On-Device AI-powered Translation: Open-Source Benchmark
Translation, AI-powered translation, or machine translation (MT) is the task of automatically converting text from one language to another. On-device machine translation enables privacy-preserving, low-latency translation without sending data to external APIs. This open-source translation benchmark evaluates Zebra Translate and Helsinki-NLP/opus-mt on the metrics that matter most for production on-device translation:
- Accuracy — BLEU scores across five language pairs
- Speed — words translated per second
- Resource utilization — peak memory usage (RAM)
Open-Source Translation Benchmark Methodology
The Picovoice Open-Source Translation Benchmark measures translation accuracy and performance by running each engine on parallel sentence pairs from a public dataset and comparing the output against reference translations.
Dataset
Sentences are drawn from Tatoeba-Challenge, parallel corpora used in the Tatoeba Translation Challenge, and machine translation research.
Metrics
Accuracy
The accuracy of translation engines is measured using BLEU (Bilingual Evaluation Understudy), which is the standard metric for machine translation accuracy. BLEU measures the overlap between the engine's output and human reference translations using n-gram precision. The BLEU Score was proposed by IBM in 2001, and scores that range from 0 to 100 show:
- BLEU Score below 30: Hard to understand translations
- BLEU Score between 30 and 50: Understandable translations
- BLEU Score above 50: Good and fluent translations
Speed
The speed of the translation engines is measured using Words per Second. Words per Second shows the number of output words generated per second of wall-clock time. Higher is better.
Resource Utilization
The resource utilization of translation engines is measured by using the Peak Memory (RAM) Usage, which is the maximum RAM consumed by the translation engines while performing. It is critical, especially for mobile and embedded applications, where memory budgets are constrained.
Results
The Open-Source Translation Benchmark results below are measured on Ubuntu 22.04, Python 3.10, AMD Ryzen 9 5900X (12 cores @ 3.70GHz), using a consumer-grade CPU.
Accuracy
Picovoice Zebra and Helsinki-NLP/opus-mt achieve matching BLEU scores above 50, across German-English, English-French, French-Spanish, and Spanish-Italian language pairs. Both Zebra and Helsinki-NLP/opus-mt slightly fall short of 50 in Italian-German translation.

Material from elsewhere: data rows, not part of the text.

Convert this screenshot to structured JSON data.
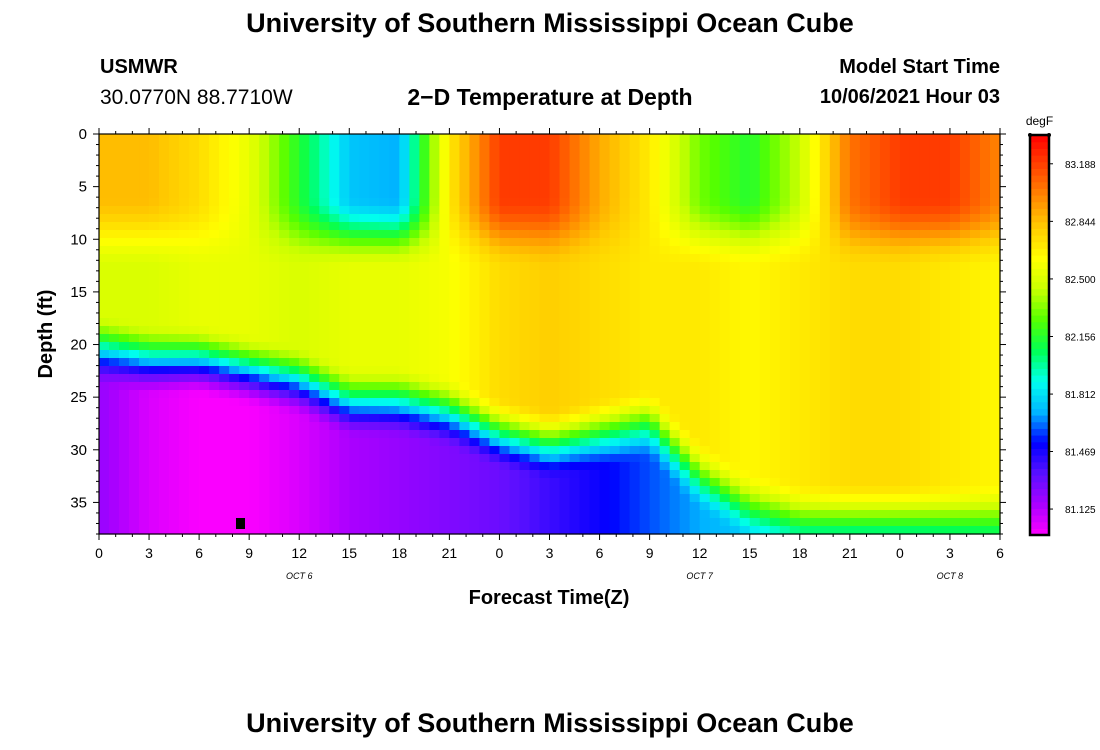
{
  "header": {
    "title": "University of Southern Mississippi Ocean Cube",
    "station": "USMWR",
    "coordinates": "30.0770N  88.7710W",
    "subtitle": "2−D Temperature at Depth",
    "model_start_label": "Model Start Time",
    "model_start_value": "10/06/2021 Hour 03"
  },
  "footer": {
    "title": "University of Southern Mississippi Ocean Cube"
  },
  "chart_data": {
    "type": "heatmap",
    "title": "2-D Temperature at Depth",
    "xlabel": "Forecast Time(Z)",
    "ylabel": "Depth (ft)",
    "x_tick_labels": [
      "0",
      "3",
      "6",
      "9",
      "12",
      "15",
      "18",
      "21",
      "0",
      "3",
      "6",
      "9",
      "12",
      "15",
      "18",
      "21",
      "0",
      "3",
      "6"
    ],
    "x_range_hours": [
      0,
      54
    ],
    "date_labels": [
      {
        "text": "OCT 6",
        "hour": 12
      },
      {
        "text": "OCT 7",
        "hour": 36
      },
      {
        "text": "OCT 8",
        "hour": 51
      }
    ],
    "y_tick_labels": [
      "0",
      "5",
      "10",
      "15",
      "20",
      "25",
      "30",
      "35"
    ],
    "y_ticks": [
      0,
      5,
      10,
      15,
      20,
      25,
      30,
      35
    ],
    "y_range_ft": [
      0,
      38
    ],
    "colorbar": {
      "unit": "degF",
      "tick_labels": [
        "83.188",
        "82.844",
        "82.500",
        "82.156",
        "81.812",
        "81.469",
        "81.125"
      ],
      "tick_values": [
        83.188,
        82.844,
        82.5,
        82.156,
        81.812,
        81.469,
        81.125
      ],
      "range": [
        80.97,
        83.36
      ],
      "colors": [
        "#ff00ff",
        "#aa00ff",
        "#5a10ff",
        "#0000ff",
        "#00b4ff",
        "#00ffee",
        "#00ff55",
        "#55ff00",
        "#c8ff00",
        "#ffff00",
        "#ffcc00",
        "#ff8800",
        "#ff4400",
        "#ff0000"
      ]
    },
    "series": [
      {
        "name": "thermocline_depth_ft",
        "x_hours": [
          0,
          3,
          6,
          9,
          12,
          15,
          18,
          21,
          24,
          27,
          30,
          33,
          36,
          39,
          42,
          45,
          48,
          51,
          54
        ],
        "values": [
          21,
          22,
          22,
          23,
          24,
          26,
          26,
          27,
          29,
          30,
          29,
          28,
          33,
          36,
          37,
          37,
          37,
          37,
          37
        ]
      },
      {
        "name": "surface_temp_degF",
        "x_hours": [
          0,
          3,
          6,
          9,
          12,
          15,
          18,
          21,
          24,
          27,
          30,
          33,
          36,
          39,
          42,
          45,
          48,
          51,
          54
        ],
        "values": [
          82.85,
          82.85,
          82.75,
          82.55,
          82.15,
          81.75,
          81.7,
          82.7,
          83.2,
          83.2,
          82.9,
          82.7,
          82.3,
          82.15,
          82.45,
          83.05,
          83.2,
          83.2,
          83.0
        ]
      },
      {
        "name": "mid_layer_temp_degF",
        "x_hours": [
          0,
          3,
          6,
          9,
          12,
          15,
          18,
          21,
          24,
          27,
          30,
          33,
          36,
          39,
          42,
          45,
          48,
          51,
          54
        ],
        "values": [
          82.5,
          82.5,
          82.55,
          82.55,
          82.5,
          82.55,
          82.55,
          82.6,
          82.75,
          82.8,
          82.75,
          82.7,
          82.7,
          82.65,
          82.7,
          82.75,
          82.75,
          82.7,
          82.65
        ]
      },
      {
        "name": "bottom_temp_degF",
        "x_hours": [
          0,
          3,
          6,
          9,
          12,
          15,
          18,
          21,
          24,
          27,
          30,
          33,
          36,
          39,
          42,
          45,
          48,
          51,
          54
        ],
        "values": [
          81.2,
          81.05,
          80.98,
          80.98,
          81.05,
          81.15,
          81.2,
          81.25,
          81.3,
          81.4,
          81.5,
          81.6,
          81.7,
          81.75,
          81.8,
          81.8,
          81.8,
          81.85,
          81.9
        ]
      }
    ]
  }
}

Overall, both translation engines return good and fluent translations across language pairs.
Speed
Picovoice Zebra translates 2.4× faster than Helsinki-NLP/opus-mt across all language pairs, averaging 90+ words per second versus 35–45 words per second for Helsinki.
Resource Utilization
Peak Memory Usage
Picovoice Zebra uses only 17.7% of the RAM required by Helsinki-NLP/opus-mt — averaging 80–95MB versus 383–572MB depending on the language pair.